作为比林斯市水处理厂实施计算机化水质监测系统的一部分，对现有过滤器的颗粒物和浊度去除性能进行了评估。监控系统包括多个在线仪器，用于连续测量和记录关键水质参数，包括:颗粒计数、浊度、pH值、水温和水流。还进行了额外的实验室测试，以补充在线仪器，包括隐孢子虫和贾第虫的定期分析。迄今为止收集的数据为过滤器的运行特性和识别需要解决的治疗缺陷提供了新的见解。这些调查主要关注与比林斯水处理厂（WTP）的整体过滤器性能相关的以下问题: 优化当前过滤器操作，以提供最大的颗粒去除效率，尤其是贾第虫和隐孢子虫大小的颗粒；比较过滤介质界面处的过滤操作期间的颗粒计数和浊度与过滤流出物，以建立可用于确定可接受的过滤器运行长度的任何相关性；发展贾第虫与隐孢子虫之间的关系，通过植物去除隐孢子虫并减少颗粒数量；明矾废水与氯化铁废水作为一级混凝剂时对过滤器性能的评估；评估在过滤器启动期间，向过滤器反冲洗水中添加聚合物以降低浊度和颗粒数增加的效益；比较在线和实验室颗粒计数器的监测结果，以确定任何差异或不一致； 以及评估样品储存对粒子计数器结果的影响，以确定对收集用于粒子计数的样品进行延迟实验室分析是否可行。此外，作为过滤器性能评估的一部分，工厂设施允许进行大量处理选择，包括使用常规或直接过滤处理去除原水供应中的浊度。

As part of the implementation of the computerized water quality monitoring system at the City of Billings Water Treatment Plant, the existing filter performance was evaluated for removal of particles and turbidity. The monitoring system includes several on-line instruments to continuously measure and record key water quality parameters, including: particle counts, turbidity, pH, water temperature, and streaming current.
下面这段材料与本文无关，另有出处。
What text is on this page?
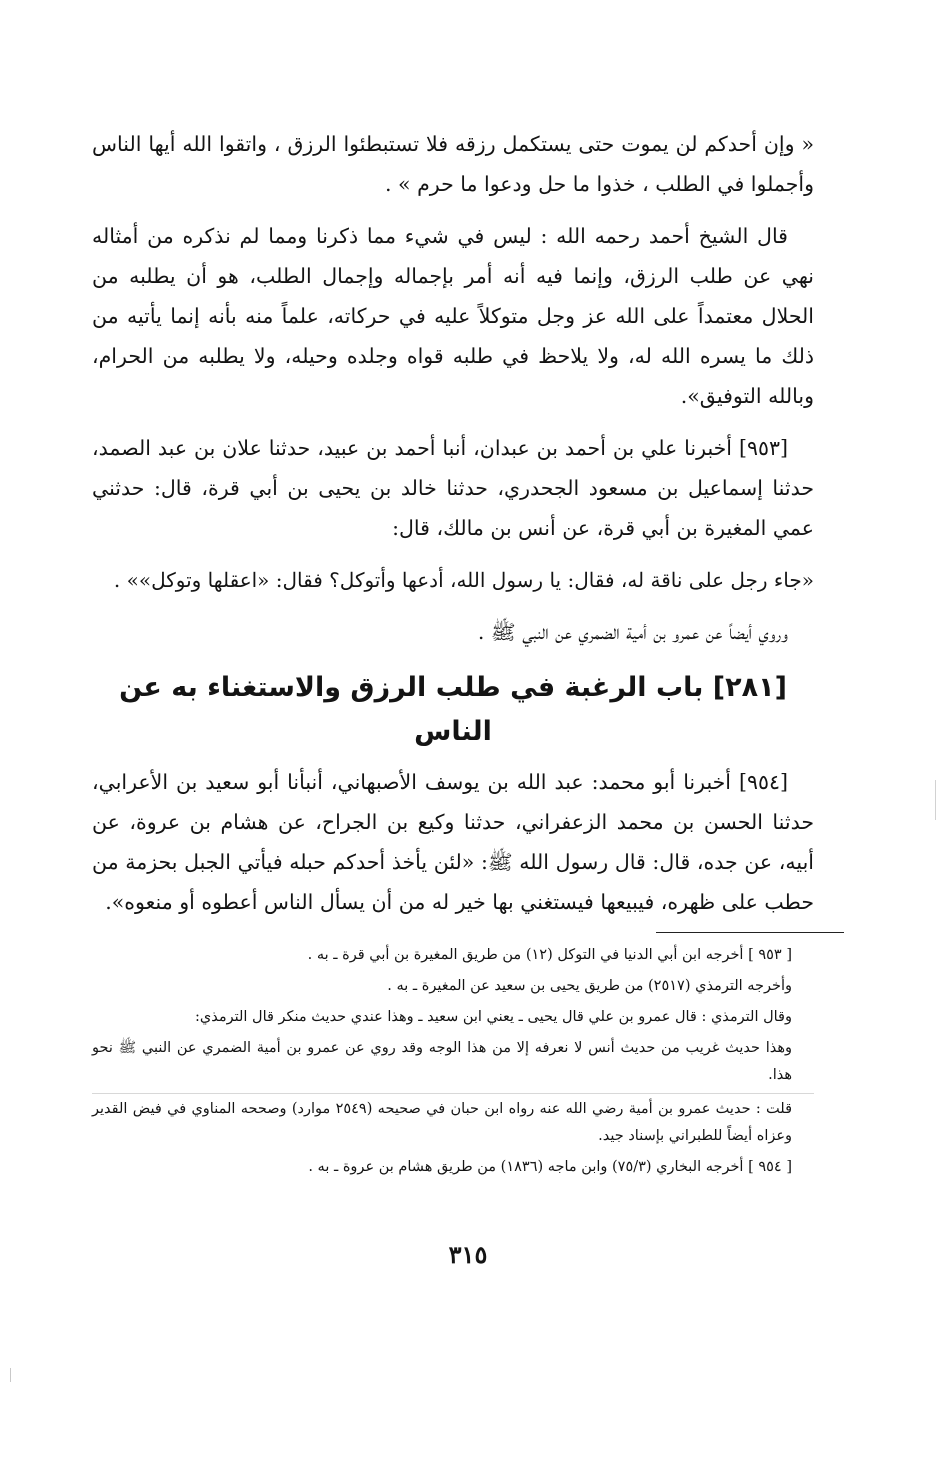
« وإن أحدكم لن يموت حتى يستكمل رزقه فلا تستبطئوا الرزق ، واتقوا الله أيها الناس وأجملوا في الطلب ، خذوا ما حل ودعوا ما حرم » .

قال الشيخ أحمد رحمه الله : ليس في شيء مما ذكرنا ومما لم نذكره من أمثاله نهي عن طلب الرزق، وإنما فيه أنه أمر بإجماله وإجمال الطلب، هو أن يطلبه من الحلال معتمداً على الله عز وجل متوكلاً عليه في حركاته، علماً منه بأنه إنما يأتيه من ذلك ما يسره الله له، ولا يلاحظ في طلبه قواه وجلده وحيله، ولا يطلبه من الحرام، وبالله التوفيق».

[٩٥٣] أخبرنا علي بن أحمد بن عبدان، أنبا أحمد بن عبيد، حدثنا علان بن عبد الصمد، حدثنا إسماعيل بن مسعود الجحدري، حدثنا خالد بن يحيى بن أبي قرة، قال: حدثني عمي المغيرة بن أبي قرة، عن أنس بن مالك، قال:

«جاء رجل على ناقة له، فقال: يا رسول الله، أدعها وأتوكل؟ فقال: «اعقلها وتوكل»» .

وروي أيضاً عن عمرو بن أمية الضمري عن النبي ﷺ .

[٢٨١] باب الرغبة في طلب الرزق والاستغناء به عن الناس

[٩٥٤] أخبرنا أبو محمد: عبد الله بن يوسف الأصبهاني، أنبأنا أبو سعيد بن الأعرابي، حدثنا الحسن بن محمد الزعفراني، حدثنا وكيع بن الجراح، عن هشام بن عروة، عن أبيه، عن جده، قال: قال رسول الله ﷺ: «لئن يأخذ أحدكم حبله فيأتي الجبل بحزمة من حطب على ظهره، فيبيعها فيستغني بها خير له من أن يسأل الناس أعطوه أو منعوه».

[ ٩٥٣ ] أخرجه ابن أبي الدنيا في التوكل (١٢) من طريق المغيرة بن أبي قرة ـ به .

وأخرجه الترمذي (٢٥١٧) من طريق يحيى بن سعيد عن المغيرة ـ به .

وقال الترمذي : قال عمرو بن علي قال يحيى ـ يعني ابن سعيد ـ وهذا عندي حديث منكر قال الترمذي:

وهذا حديث غريب من حديث أنس لا نعرفه إلا من هذا الوجه وقد روي عن عمرو بن أمية الضمري عن النبي ﷺ نحو هذا.

قلت : حديث عمرو بن أمية رضي الله عنه رواه ابن حبان في صحيحه (٢٥٤٩ موارد) وصححه المناوي في فيض القدير وعزاه أيضاً للطبراني بإسناد جيد.

[ ٩٥٤ ] أخرجه البخاري (٧٥/٣) وابن ماجه (١٨٣٦) من طريق هشام بن عروة ـ به .

٣١٥
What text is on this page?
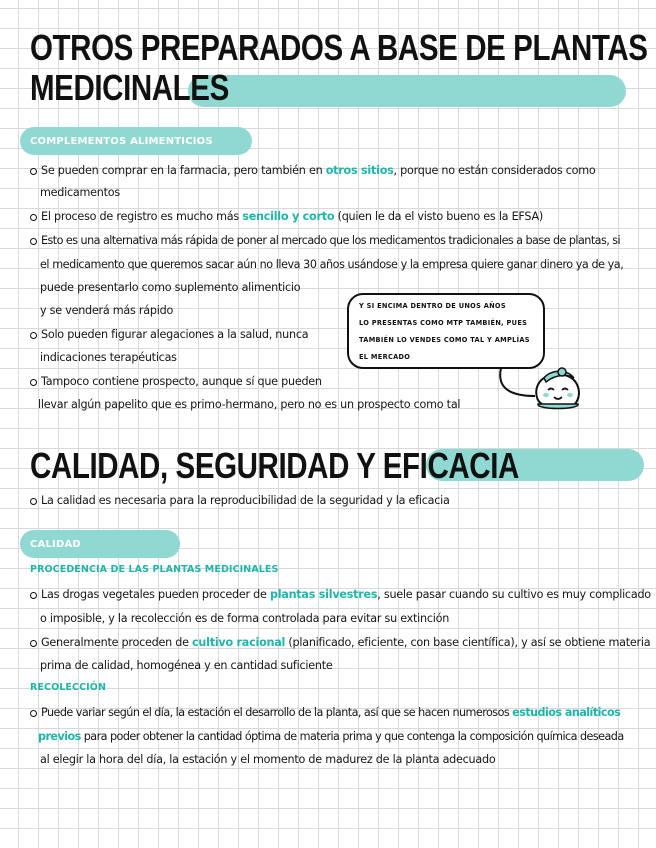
OTROS PREPARADOS A BASE DE PLANTAS
MEDICINALES
COMPLEMENTOS ALIMENTICIOS
Se pueden comprar en la farmacia, pero también en otros sitios, porque no están considerados como
medicamentos
El proceso de registro es mucho más sencillo y corto (quien le da el visto bueno es la EFSA)
Esto es una alternativa más rápida de poner al mercado que los medicamentos tradicionales a base de plantas, si
el medicamento que queremos sacar aún no lleva 30 años usándose y la empresa quiere ganar dinero ya de ya,
puede presentarlo como suplemento alimenticio
y se venderá más rápido
Solo pueden figurar alegaciones a la salud, nunca
indicaciones terapéuticas
Tampoco contiene prospecto, aunque sí que pueden
llevar algún papelito que es primo-hermano, pero no es un prospecto como tal
Y SI ENCIMA DENTRO DE UNOS AÑOS
LO PRESENTAS COMO MTP TAMBIÉN, PUES
TAMBIÉN LO VENDES COMO TAL Y AMPLÍAS
EL MERCADO
CALIDAD, SEGURIDAD Y EFICACIA
La calidad es necesaria para la reproducibilidad de la seguridad y la eficacia
CALIDAD
PROCEDENCIA DE LAS PLANTAS MEDICINALES
Las drogas vegetales pueden proceder de plantas silvestres, suele pasar cuando su cultivo es muy complicado
o imposible, y la recolección es de forma controlada para evitar su extinción
Generalmente proceden de cultivo racional (planificado, eficiente, con base científica), y así se obtiene materia
prima de calidad, homogénea y en cantidad suficiente
RECOLECCIÓN
Puede variar según el día, la estación el desarrollo de la planta, así que se hacen numerosos estudios analíticos
previos para poder obtener la cantidad óptima de materia prima y que contenga la composición química deseada
al elegir la hora del día, la estación y el momento de madurez de la planta adecuado
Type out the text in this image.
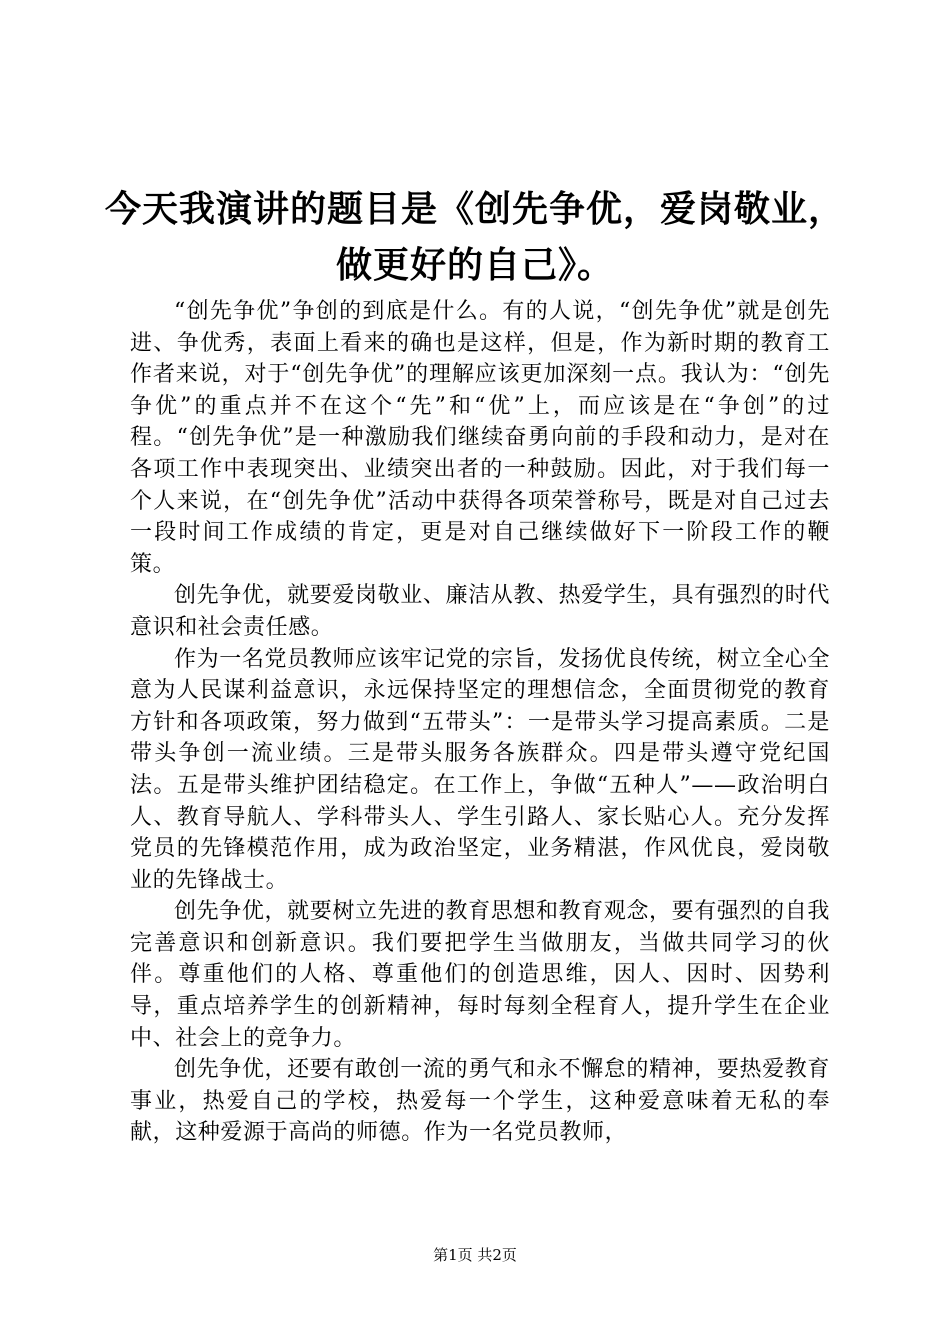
今天我演讲的题目是《创先争优，爱岗敬业，
做更好的自己》。

“创先争优”争创的到底是什么。有的人说，“创先争优”就是创先进、争优秀，表面上看来的确也是这样，但是，作为新时期的教育工作者来说，对于“创先争优”的理解应该更加深刻一点。我认为：“创先争优”的重点并不在这个“先”和“优”上，而应该是在“争创”的过程。“创先争优”是一种激励我们继续奋勇向前的手段和动力，是对在各项工作中表现突出、业绩突出者的一种鼓励。因此，对于我们每一个人来说，在“创先争优”活动中获得各项荣誉称号，既是对自己过去一段时间工作成绩的肯定，更是对自己继续做好下一阶段工作的鞭策。

创先争优，就要爱岗敬业、廉洁从教、热爱学生，具有强烈的时代意识和社会责任感。

作为一名党员教师应该牢记党的宗旨，发扬优良传统，树立全心全意为人民谋利益意识，永远保持坚定的理想信念，全面贯彻党的教育方针和各项政策，努力做到“五带头”：一是带头学习提高素质。二是带头争创一流业绩。三是带头服务各族群众。四是带头遵守党纪国法。五是带头维护团结稳定。在工作上，争做“五种人”——政治明白人、教育导航人、学科带头人、学生引路人、家长贴心人。充分发挥党员的先锋模范作用，成为政治坚定，业务精湛，作风优良，爱岗敬业的先锋战士。

创先争优，就要树立先进的教育思想和教育观念，要有强烈的自我完善意识和创新意识。我们要把学生当做朋友，当做共同学习的伙伴。尊重他们的人格、尊重他们的创造思维，因人、因时、因势利导，重点培养学生的创新精神，每时每刻全程育人，提升学生在企业中、社会上的竞争力。

创先争优，还要有敢创一流的勇气和永不懈怠的精神，要热爱教育事业，热爱自己的学校，热爱每一个学生，这种爱意味着无私的奉献，这种爱源于高尚的师德。作为一名党员教师，

第1页 共2页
Additional laboratory testing was also being conducted to supplement the online instruments, including periodic analysis for Cryptosporidium and Giardia. The data collected to date have provided new insights into the operational characteristics of the filters and identification of treatment deficiencies that need to be addressed. These investigations focused on the following issues related to the overall filter performance of the Billings Water Treatment Plant (WTP): Optimization of the current filter operation to provide maximum particle removal effectiveness, particularly for Giardia and Cryptosporidium sized particles; Comparison of particle counts and turbidity during filter operation at filter media interface versus filter effluent to establish any correlations that could be utilized to establish acceptable filter run lengths; Development of a relationship between Giardia and Cryptosporidium removal and particle count reduction through the plant; Evaluation of the effluent of alum versus ferric chloride on filter performance when used as the primary coagulant chemical; Evaluation of the benefits of using polymer addition to the filter backwash water to reduce turbidity and particle count increases during filter startup; Comparison of monitoring results of online versus laboratory particle counters to identify any differences or inconsistencies; and Evaluation of the effect of sample storage on particle counter results, to determine if it is practical to conduct delayed lab analyses on samples collected for particle counting. In addition, the plant facilities allow a number of treatment options that were investigated as part of the filter performance evaluation, including use of conventional or direct filtration treatment to remove turbidity from the raw water supply.